I fatti a livello nazionale (e internazionale) hanno dimostrato come la pandemia si sia trasformata rapidamente da emergenza sanitaria a crisi sistemica mettendo le nostre istituzioni alla prova sotto molteplici fronti. Una sorta di stress test, osservano gli autori, rispetto a temi cruciali come la capacità di ragionare in termini di complessità, la tenuta del sistema sanitari sociale ed economico, gli strumenti operativi e giuridici a disposizione, l’organizzazione e la catena di comando, l’articolazione di una comunicazione chiara ed efficace, la trasparenza del sistema di gestione e i rapporti con gli altri Paesi. E il quadro che ne emerge è un duro j’accuse nei confronti delle lacune e delle colpe delle nostre istituzioni e dei loro attori.

“A fronte degli enormi sacrifici richiesti agli italiani – affermano gli autori – la gestione della pandemia da parte delle nostre istituzioni è parsa a molti osservatori non essere all’altezza della sfida sanitaria, economica e sociale posta dagli eventi”. Sul banco degli imputati, in particolare, la comunicazione. “Nell’ottica di una comunicazione efficace – evidenziano gli autori – il rapporto tra istituzioni e cittadini si basa su due concetti fondamentali: la fiducia e la credibilità. La comunicazione di crisi delle istituzioni non può essere ostaggio della comunicazione politica e della propaganda. Solo attraverso la condivisione di determinati principi etici è possibile generare un circuito comunicativo virtuoso e solo se la comunicazione istituzionale e quella politica rimangono separate, ciascuna con i propri strumenti e obiettivi comunicativi”.

Il volume esamina poi quella che viene definita “l’improvvisazione del sistema di gestione della crisi pandemica”. E anche in questo caso il quadro è desolante Secondo gli autori, infatti, “la dichiarazione dello stato di emergenza il 31 gennaio porta alla costruzione di una catena di comando complessa e contorta costruita intorno alla protezione civile.

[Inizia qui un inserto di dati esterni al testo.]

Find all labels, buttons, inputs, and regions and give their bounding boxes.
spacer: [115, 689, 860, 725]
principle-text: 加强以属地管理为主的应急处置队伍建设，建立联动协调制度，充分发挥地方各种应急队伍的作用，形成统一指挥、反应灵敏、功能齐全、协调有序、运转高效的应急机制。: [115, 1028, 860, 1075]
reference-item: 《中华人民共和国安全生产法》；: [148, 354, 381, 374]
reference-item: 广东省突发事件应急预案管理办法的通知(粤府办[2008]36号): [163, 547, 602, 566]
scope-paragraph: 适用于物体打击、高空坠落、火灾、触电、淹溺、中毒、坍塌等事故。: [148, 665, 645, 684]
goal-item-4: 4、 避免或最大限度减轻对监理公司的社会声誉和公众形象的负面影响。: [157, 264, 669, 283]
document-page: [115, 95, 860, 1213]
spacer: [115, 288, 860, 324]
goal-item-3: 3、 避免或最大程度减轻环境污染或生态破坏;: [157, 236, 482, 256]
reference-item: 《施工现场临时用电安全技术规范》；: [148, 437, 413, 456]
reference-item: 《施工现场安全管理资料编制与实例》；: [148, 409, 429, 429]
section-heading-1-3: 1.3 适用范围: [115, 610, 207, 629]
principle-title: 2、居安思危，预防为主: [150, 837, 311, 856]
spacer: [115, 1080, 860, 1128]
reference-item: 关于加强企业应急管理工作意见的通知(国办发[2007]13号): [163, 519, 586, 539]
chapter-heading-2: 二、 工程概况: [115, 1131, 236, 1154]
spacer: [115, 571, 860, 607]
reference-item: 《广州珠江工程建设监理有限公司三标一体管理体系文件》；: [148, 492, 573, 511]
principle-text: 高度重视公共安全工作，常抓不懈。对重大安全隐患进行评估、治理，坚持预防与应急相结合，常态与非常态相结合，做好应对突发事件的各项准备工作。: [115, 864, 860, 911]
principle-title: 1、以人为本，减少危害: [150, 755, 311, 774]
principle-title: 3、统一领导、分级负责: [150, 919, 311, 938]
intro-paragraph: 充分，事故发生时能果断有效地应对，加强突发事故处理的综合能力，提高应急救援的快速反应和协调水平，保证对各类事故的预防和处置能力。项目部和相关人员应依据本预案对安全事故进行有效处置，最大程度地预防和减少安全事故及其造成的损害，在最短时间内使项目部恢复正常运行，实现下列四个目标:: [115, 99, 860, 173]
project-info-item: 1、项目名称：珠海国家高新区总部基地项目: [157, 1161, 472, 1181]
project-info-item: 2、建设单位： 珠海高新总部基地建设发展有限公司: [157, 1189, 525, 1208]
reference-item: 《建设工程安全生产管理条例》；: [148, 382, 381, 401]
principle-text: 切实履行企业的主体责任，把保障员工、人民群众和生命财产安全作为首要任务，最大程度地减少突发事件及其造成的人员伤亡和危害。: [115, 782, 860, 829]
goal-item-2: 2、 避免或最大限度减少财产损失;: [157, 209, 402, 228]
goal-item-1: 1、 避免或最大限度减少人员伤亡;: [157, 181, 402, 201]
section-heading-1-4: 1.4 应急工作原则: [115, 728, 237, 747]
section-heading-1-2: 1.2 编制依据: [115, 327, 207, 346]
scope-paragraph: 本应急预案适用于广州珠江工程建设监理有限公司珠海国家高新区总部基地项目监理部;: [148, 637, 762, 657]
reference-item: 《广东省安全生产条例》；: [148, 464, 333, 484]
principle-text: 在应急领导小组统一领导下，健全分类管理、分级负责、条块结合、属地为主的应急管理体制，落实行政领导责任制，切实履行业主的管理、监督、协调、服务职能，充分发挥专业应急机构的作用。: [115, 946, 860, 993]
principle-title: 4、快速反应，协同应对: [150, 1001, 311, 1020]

Il governo e la presidenza del Consiglio scaricano la propria responsabilità sulla scienza, “delegando” le decisioni relative alla gestione pandemica agli scienziati del Comitato tecnico scientifico della protezione civile (Cts) che raccoglie principalmente personalità del mondo sanitario. Si ragiona quindi con i paraocchi affrontando la sola dimensione sanitaria della crisi anziché perseguire la logica del pensiero complesso che presuppone l’acquisizione di una visione d’insieme della crisi nelle sue diverse dimensioni e una gestione contemporanea o in parallelo delle diverse problematiche. I meccanismi e i centri decisionali della gestione di crisi risultano opachi, le tempistiche riflessive e decisionali in netto ritardo rispetto agli eventi, le catene di comando oscure e complesse, gli atti spesso inaccessibili”.